Vale notar que, na Nova Aliança, São Paulo fala em Deus nos dar os primeiros frutos. De fato, entendendo que é uma expressão teológica, a frase poderia ser retraduzida como “o Espírito como primeiros frutos de Deus” a nós! Unindo o uso da linguagem e a descrição teológica baseada no AT, podemos entender que São Paulo nos ensina que, na Nova Aliança, Deus nos dá os frutos do Espírito Santo (Charismata) e os bens mais poderosos de Deus, a Sua Graça Divina.
Através do Espírito Santo, em perspectiva da Graça advinda do Sacrifício Pascal, Deus nos dá a Sua Graça para que, agora sim!, possamos manter a Lei. Cristo não anulou a Lei, mas apenas através da Sua Graça, os primeiros frutos que Deus agora nos oferece, nós temos a força para cumprir a Lei.

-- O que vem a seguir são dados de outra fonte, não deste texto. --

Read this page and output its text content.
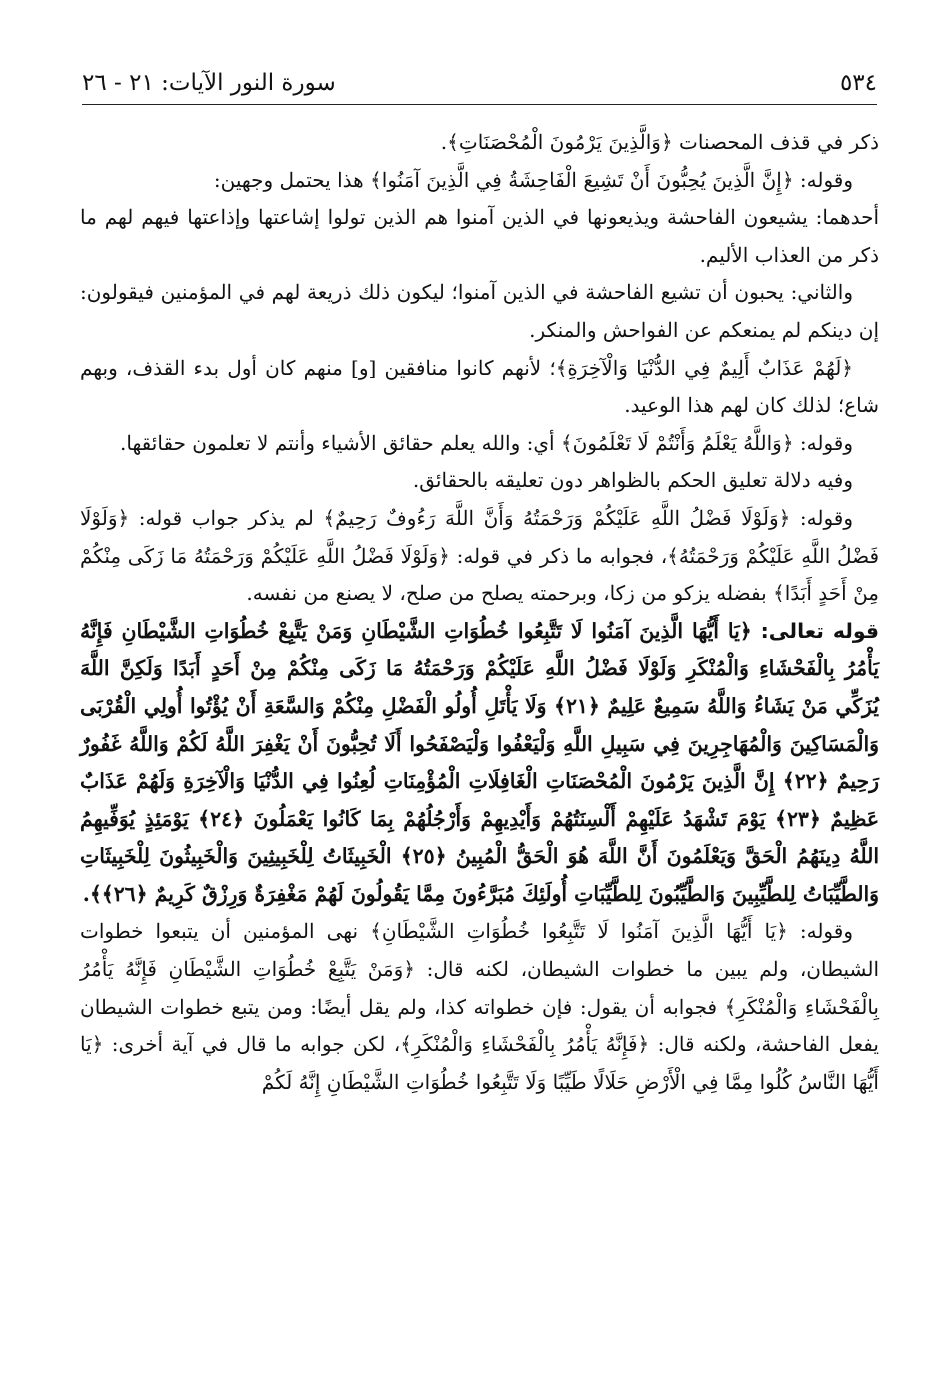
سورة النور الآيات: ٢١ - ٢٦	٥٣٤

ذكر في قذف المحصنات ﴿وَالَّذِينَ يَرْمُونَ الْمُحْصَنَاتِ﴾.

وقوله: ﴿إِنَّ الَّذِينَ يُحِبُّونَ أَنْ تَشِيعَ الْفَاحِشَةُ فِي الَّذِينَ آمَنُوا﴾ هذا يحتمل وجهين:

أحدهما: يشيعون الفاحشة ويذيعونها في الذين آمنوا هم الذين تولوا إشاعتها وإذاعتها فيهم لهم ما ذكر من العذاب الأليم.

والثاني: يحبون أن تشيع الفاحشة في الذين آمنوا؛ ليكون ذلك ذريعة لهم في المؤمنين فيقولون: إن دينكم لم يمنعكم عن الفواحش والمنكر.

﴿لَهُمْ عَذَابٌ أَلِيمٌ فِي الدُّنْيَا وَالْآخِرَةِ﴾؛ لأنهم كانوا منافقين [و] منهم كان أول بدء القذف، وبهم شاع؛ لذلك كان لهم هذا الوعيد.

وقوله: ﴿وَاللَّهُ يَعْلَمُ وَأَنْتُمْ لَا تَعْلَمُونَ﴾ أي: والله يعلم حقائق الأشياء وأنتم لا تعلمون حقائقها.

وفيه دلالة تعليق الحكم بالظواهر دون تعليقه بالحقائق.

وقوله: ﴿وَلَوْلَا فَضْلُ اللَّهِ عَلَيْكُمْ وَرَحْمَتُهُ وَأَنَّ اللَّهَ رَءُوفٌ رَحِيمٌ﴾ لم يذكر جواب قوله: ﴿وَلَوْلَا فَضْلُ اللَّهِ عَلَيْكُمْ وَرَحْمَتُهُ﴾، فجوابه ما ذكر في قوله: ﴿وَلَوْلَا فَضْلُ اللَّهِ عَلَيْكُمْ وَرَحْمَتُهُ مَا زَكَى مِنْكُمْ مِنْ أَحَدٍ أَبَدًا﴾ بفضله يزكو من زكا، وبرحمته يصلح من صلح، لا يصنع من نفسه.

قوله تعالى: ﴿يَا أَيُّهَا الَّذِينَ آمَنُوا لَا تَتَّبِعُوا خُطُوَاتِ الشَّيْطَانِ وَمَنْ يَتَّبِعْ خُطُوَاتِ الشَّيْطَانِ فَإِنَّهُ يَأْمُرُ بِالْفَحْشَاءِ وَالْمُنْكَرِ وَلَوْلَا فَضْلُ اللَّهِ عَلَيْكُمْ وَرَحْمَتُهُ مَا زَكَى مِنْكُمْ مِنْ أَحَدٍ أَبَدًا وَلَكِنَّ اللَّهَ يُزَكِّي مَنْ يَشَاءُ وَاللَّهُ سَمِيعٌ عَلِيمٌ ﴿٢١﴾ وَلَا يَأْتَلِ أُولُو الْفَضْلِ مِنْكُمْ وَالسَّعَةِ أَنْ يُؤْتُوا أُولِي الْقُرْبَى وَالْمَسَاكِينَ وَالْمُهَاجِرِينَ فِي سَبِيلِ اللَّهِ وَلْيَعْفُوا وَلْيَصْفَحُوا أَلَا تُحِبُّونَ أَنْ يَغْفِرَ اللَّهُ لَكُمْ وَاللَّهُ غَفُورٌ رَحِيمٌ ﴿٢٢﴾ إِنَّ الَّذِينَ يَرْمُونَ الْمُحْصَنَاتِ الْغَافِلَاتِ الْمُؤْمِنَاتِ لُعِنُوا فِي الدُّنْيَا وَالْآخِرَةِ وَلَهُمْ عَذَابٌ عَظِيمٌ ﴿٢٣﴾ يَوْمَ تَشْهَدُ عَلَيْهِمْ أَلْسِنَتُهُمْ وَأَيْدِيهِمْ وَأَرْجُلُهُمْ بِمَا كَانُوا يَعْمَلُونَ ﴿٢٤﴾ يَوْمَئِذٍ يُوَفِّيهِمُ اللَّهُ دِينَهُمُ الْحَقَّ وَيَعْلَمُونَ أَنَّ اللَّهَ هُوَ الْحَقُّ الْمُبِينُ ﴿٢٥﴾ الْخَبِيثَاتُ لِلْخَبِيثِينَ وَالْخَبِيثُونَ لِلْخَبِيثَاتِ وَالطَّيِّبَاتُ لِلطَّيِّبِينَ وَالطَّيِّبُونَ لِلطَّيِّبَاتِ أُولَئِكَ مُبَرَّءُونَ مِمَّا يَقُولُونَ لَهُمْ مَغْفِرَةٌ وَرِزْقٌ كَرِيمٌ ﴿٢٦﴾﴾.

وقوله: ﴿يَا أَيُّهَا الَّذِينَ آمَنُوا لَا تَتَّبِعُوا خُطُوَاتِ الشَّيْطَانِ﴾ نهى المؤمنين أن يتبعوا خطوات الشيطان، ولم يبين ما خطوات الشيطان، لكنه قال: ﴿وَمَنْ يَتَّبِعْ خُطُوَاتِ الشَّيْطَانِ فَإِنَّهُ يَأْمُرُ بِالْفَحْشَاءِ وَالْمُنْكَرِ﴾ فجوابه أن يقول: فإن خطواته كذا، ولم يقل أيضًا: ومن يتبع خطوات الشيطان يفعل الفاحشة، ولكنه قال: ﴿فَإِنَّهُ يَأْمُرُ بِالْفَحْشَاءِ وَالْمُنْكَرِ﴾، لكن جوابه ما قال في آية أخرى: ﴿يَا أَيُّهَا النَّاسُ كُلُوا مِمَّا فِي الْأَرْضِ حَلَالًا طَيِّبًا وَلَا تَتَّبِعُوا خُطُوَاتِ الشَّيْطَانِ إِنَّهُ لَكُمْ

Onde entra exatamente o Sacrifício Pascal nisso tudo? Tudo isso só é possível porque, segundo São Paulo, Cristo foi “primeiro fruto” (1Cor 15,23), primícia perfeita a Deus! Se em Adão todos morrem, em Cristo todos teremos vida eterna (v.22). Como? Porque o Senhor agora nos dá as primícias do Espírito Santo, a Graça Divina e os frutos do Espírito (Carismas), que nos dão força e ajudam a nos ordenar ao Senhor. Fazendo de nós, também, frutos de amor ao próximo.
Não mais estamos sujeitos à Lei sem um reforço do Espírito, percebendo o pecado, suscetíveis à concupiscência, mas sem a força que vem de Deus. Nós temos a Graça Divina.
É daí que o mesmo São Paulo diria, em sua Carta aos Efésios, que esses são os “primeiros frutos da nossa herança” (Ef 1,14). Aquilo que o Senhor nos dá, as primícias do Espírito, são como um “adiantamento” daquilo que teremos em plenitude no Reino dos Céus. O que experimentamos hoje nas primícias do Espírito (Gl 5,22-23) nos possibilita crescer em santidade para, um dia, receber plenamente nossa herança.
Voltando a ‘Rm 8,23’, nós gememos esperando pela adoção, esse momento final em que receberemos nossa herança como co-herdeiros de Cristo (Rm 8,17). Até lá, Cristo, primeiro fruto de amor, nos abriu o tesouro da Graça Divina que vem como primícias de uma realidade futura, plena e perfeita no Reino dos Céus. Vivamos como quem aproveita tamanha bênção: dando testemunho da Graça que salva e dá frutos de amor ao próximo.